The branching strategy that Codex / GPT 5.2-codex went with was effectively what I had in mind. Codex / Opus 4.5 needed a reminder to use the --no-ff flag – another preference that could be baked into the skill definition.
Orchestration: putting it all together
Tying together agentic planning, implementation, and review, here is an overview of what the full process looks like:
- Planning
- Human drafts initial spec or problem statement
- Human + planning agent iterate
- Planning agent + review agent further iterate. Repeat until…

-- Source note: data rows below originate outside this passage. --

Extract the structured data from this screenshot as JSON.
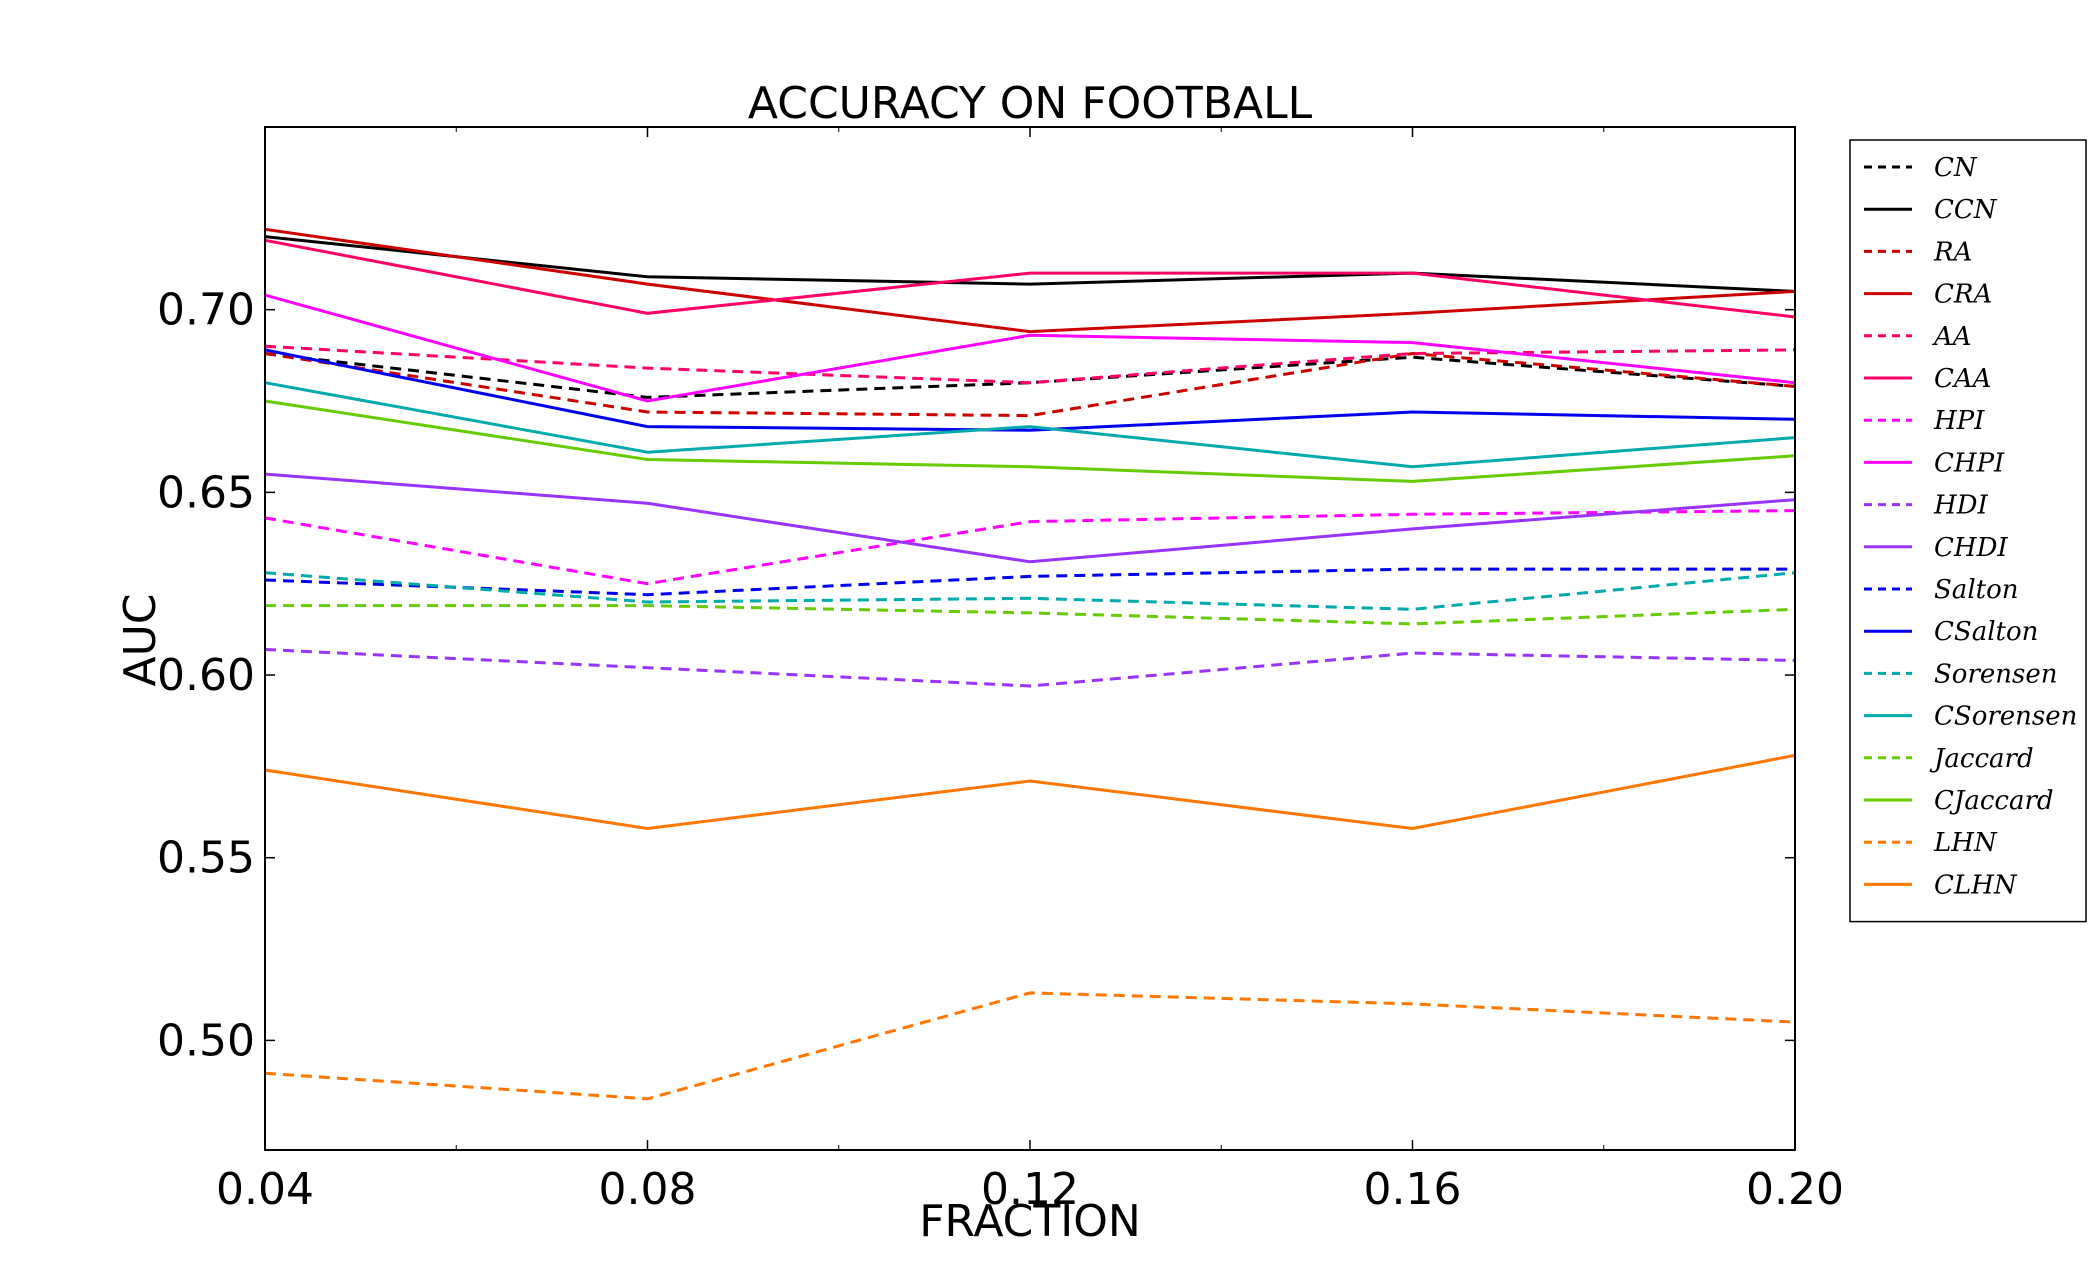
{
  "chart_data": {
    "type": "line",
    "title": "ACCURACY ON FOOTBALL",
    "xlabel": "FRACTION",
    "ylabel": "AUC",
    "x": [
      0.04,
      0.08,
      0.12,
      0.16,
      0.2
    ],
    "x_tick_labels": [
      "0.04",
      "0.08",
      "0.12",
      "0.16",
      "0.20"
    ],
    "y_ticks": [
      0.5,
      0.55,
      0.6,
      0.65,
      0.7
    ],
    "y_tick_labels": [
      "0.50",
      "0.55",
      "0.60",
      "0.65",
      "0.70"
    ],
    "xlim": [
      0.04,
      0.2
    ],
    "ylim": [
      0.47,
      0.75
    ],
    "grid": false,
    "legend_position": "outside-right",
    "series": [
      {
        "name": "CN",
        "style": "dashed",
        "color": "#000000",
        "values": [
          0.688,
          0.676,
          0.68,
          0.687,
          0.679
        ]
      },
      {
        "name": "CCN",
        "style": "solid",
        "color": "#000000",
        "values": [
          0.72,
          0.709,
          0.707,
          0.71,
          0.705
        ]
      },
      {
        "name": "RA",
        "style": "dashed",
        "color": "#cc0000",
        "values": [
          0.688,
          0.672,
          0.671,
          0.688,
          0.679
        ]
      },
      {
        "name": "CRA",
        "style": "solid",
        "color": "#cc0000",
        "values": [
          0.722,
          0.707,
          0.694,
          0.699,
          0.705
        ]
      },
      {
        "name": "AA",
        "style": "dashed",
        "color": "#ff0066",
        "values": [
          0.69,
          0.684,
          0.68,
          0.688,
          0.689
        ]
      },
      {
        "name": "CAA",
        "style": "solid",
        "color": "#ff0066",
        "values": [
          0.719,
          0.699,
          0.71,
          0.71,
          0.698
        ]
      },
      {
        "name": "HPI",
        "style": "dashed",
        "color": "#ff00ff",
        "values": [
          0.643,
          0.625,
          0.642,
          0.644,
          0.645
        ]
      },
      {
        "name": "CHPI",
        "style": "solid",
        "color": "#ff00ff",
        "values": [
          0.704,
          0.675,
          0.693,
          0.691,
          0.68
        ]
      },
      {
        "name": "HDI",
        "style": "dashed",
        "color": "#9933ff",
        "values": [
          0.607,
          0.602,
          0.597,
          0.606,
          0.604
        ]
      },
      {
        "name": "CHDI",
        "style": "solid",
        "color": "#9933ff",
        "values": [
          0.655,
          0.647,
          0.631,
          0.64,
          0.648
        ]
      },
      {
        "name": "Salton",
        "style": "dashed",
        "color": "#0000ee",
        "values": [
          0.626,
          0.622,
          0.627,
          0.629,
          0.629
        ]
      },
      {
        "name": "CSalton",
        "style": "solid",
        "color": "#0000ee",
        "values": [
          0.689,
          0.668,
          0.667,
          0.672,
          0.67
        ]
      },
      {
        "name": "Sorensen",
        "style": "dashed",
        "color": "#00aaaa",
        "values": [
          0.628,
          0.62,
          0.621,
          0.618,
          0.628
        ]
      },
      {
        "name": "CSorensen",
        "style": "solid",
        "color": "#00aaaa",
        "values": [
          0.68,
          0.661,
          0.668,
          0.657,
          0.665
        ]
      },
      {
        "name": "Jaccard",
        "style": "dashed",
        "color": "#66cc00",
        "values": [
          0.619,
          0.619,
          0.617,
          0.614,
          0.618
        ]
      },
      {
        "name": "CJaccard",
        "style": "solid",
        "color": "#66cc00",
        "values": [
          0.675,
          0.659,
          0.657,
          0.653,
          0.66
        ]
      },
      {
        "name": "LHN",
        "style": "dashed",
        "color": "#ff7700",
        "values": [
          0.491,
          0.484,
          0.513,
          0.51,
          0.505
        ]
      },
      {
        "name": "CLHN",
        "style": "solid",
        "color": "#ff7700",
        "values": [
          0.574,
          0.558,
          0.571,
          0.558,
          0.578
        ]
      }
    ]
  }
}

- Human approves final plan
- Implementation
- Implementation agent writes code/performs task
- Review agent provides structured feedback
- Agents iterate until either ready for human review or human intervention
- Human reviews, either reinitializes the loop with additional context or accepts
Differences from guided workflow
In On working with agentic models, part II, I mentioned that compacting or starting new sessions after milestones both improves output quality and reduces token usage. In this more automated process, where models can work on a sequence of tasks for extended periods of time without human intervention, the manual compacting step largely goes away. I wonder, then, if an ephemeral reviewer offsets the potential drift in quality of a long-running implementer. My anecdotal experience has been that it does pan out.